In my opinion John Hancock has made a good business decision pertaining to its California business. If the home office actuaries are not comfortable with a product’s pricing as it pertains to a host of global economic issues (which appears to be the case) the responsible thing to do is suspend sales. This isn’t the “schmata” business; an insurance company cannot lose money on every sale and try to make it up in the volume.
On the national level John Hancock appears to be honing it’s product offering. At this point I don’t see any red flags that would indicate wholesale abandonment of this market segment or risk. All major long-term care insurance companies have or will reprice compound inflation protection, move away from lifetime benefits and attempt to simplify their overall product lines. I may be wrong but as agents we should be supportive of an insurance carrier’s attempts to act responsibly in product pricing. We’ve seen the results of the opposite strategy and they can be ugly.
That being said there’s a whole lot of opportunity in this news. Here’s a quick review:
- The most obvious is to close out any existing John Hancock long-term care cases you have by the submission deadlines outlined above. If Custom Care II (particularly California Partnership) is the right choice for your client then there’s no time like the present to get it done. Be assured that when JH comes back into California, the premiums on 5% compound inflation will be much higher and lifetime benefits will probably no longer be available.
- Going forward we still have a number of great companies with mid-2000′s 5% compound inflation pricing; Prudential, Genworth, United of Omaha, Transamerica and Berkshire have not yet repriced. I’ve said it before but I’ll say it again, your client/prospect will never see better premiums then NOW on 5% compound inflation protection. How do you say going, going, gone!
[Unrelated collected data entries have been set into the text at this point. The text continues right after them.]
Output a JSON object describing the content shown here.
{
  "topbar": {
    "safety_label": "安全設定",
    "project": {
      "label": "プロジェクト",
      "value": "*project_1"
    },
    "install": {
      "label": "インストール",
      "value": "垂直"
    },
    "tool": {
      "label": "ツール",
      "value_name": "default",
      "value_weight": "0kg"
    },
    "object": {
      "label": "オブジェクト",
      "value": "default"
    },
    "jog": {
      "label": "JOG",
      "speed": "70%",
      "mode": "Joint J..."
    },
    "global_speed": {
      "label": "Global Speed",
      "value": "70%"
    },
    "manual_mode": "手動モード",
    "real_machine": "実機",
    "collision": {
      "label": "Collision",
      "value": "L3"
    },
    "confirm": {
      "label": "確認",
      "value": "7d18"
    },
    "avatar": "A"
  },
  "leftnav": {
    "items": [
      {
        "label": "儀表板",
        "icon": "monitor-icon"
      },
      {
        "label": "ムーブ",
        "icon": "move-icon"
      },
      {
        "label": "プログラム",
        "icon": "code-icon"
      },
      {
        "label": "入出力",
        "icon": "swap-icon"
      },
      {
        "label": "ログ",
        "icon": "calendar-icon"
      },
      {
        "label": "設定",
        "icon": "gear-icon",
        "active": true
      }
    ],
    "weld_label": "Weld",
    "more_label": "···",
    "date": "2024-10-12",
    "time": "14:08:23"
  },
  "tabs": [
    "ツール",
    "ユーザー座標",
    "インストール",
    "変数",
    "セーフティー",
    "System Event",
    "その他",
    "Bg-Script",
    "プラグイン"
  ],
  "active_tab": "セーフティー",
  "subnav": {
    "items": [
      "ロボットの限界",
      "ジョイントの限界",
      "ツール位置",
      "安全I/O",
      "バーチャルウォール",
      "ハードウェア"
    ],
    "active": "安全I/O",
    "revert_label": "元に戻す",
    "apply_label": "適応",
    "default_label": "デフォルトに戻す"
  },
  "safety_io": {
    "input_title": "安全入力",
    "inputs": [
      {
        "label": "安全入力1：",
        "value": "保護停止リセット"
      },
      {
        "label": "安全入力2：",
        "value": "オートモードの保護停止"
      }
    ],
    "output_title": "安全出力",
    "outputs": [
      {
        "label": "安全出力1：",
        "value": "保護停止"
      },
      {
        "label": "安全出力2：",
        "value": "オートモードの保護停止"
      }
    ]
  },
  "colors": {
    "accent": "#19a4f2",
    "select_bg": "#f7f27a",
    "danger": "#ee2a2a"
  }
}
- If California Partnership is your client’s preference then after June 6, 2010 your one viable choice in the independent LTCi brokerage channel will be Genworth. Additionally, Genworth is one of the few companies that continues to be bullish on lifetime benefits. After a rough 2009 Genworth is looking very strong.
- MetLife’s new LifeStage Advantage offers a very simplied “piece of money” product chassis. While the 5% compound inflation rider has been repriced upward on both LifeStage and VIP 2, other inflation options coupled with multi-life at three lives make Met an important player in the multi-life market.
Regardless of these and future changes anticipating the long-term care risk is an essential part of responsible financial and insurance planning. For better or for worse traditional and linked LTCi products will continue to evolve but the problem remains the same. The solution is get your client’s needs covered with the best choice or choices that exist in today’s marketplace.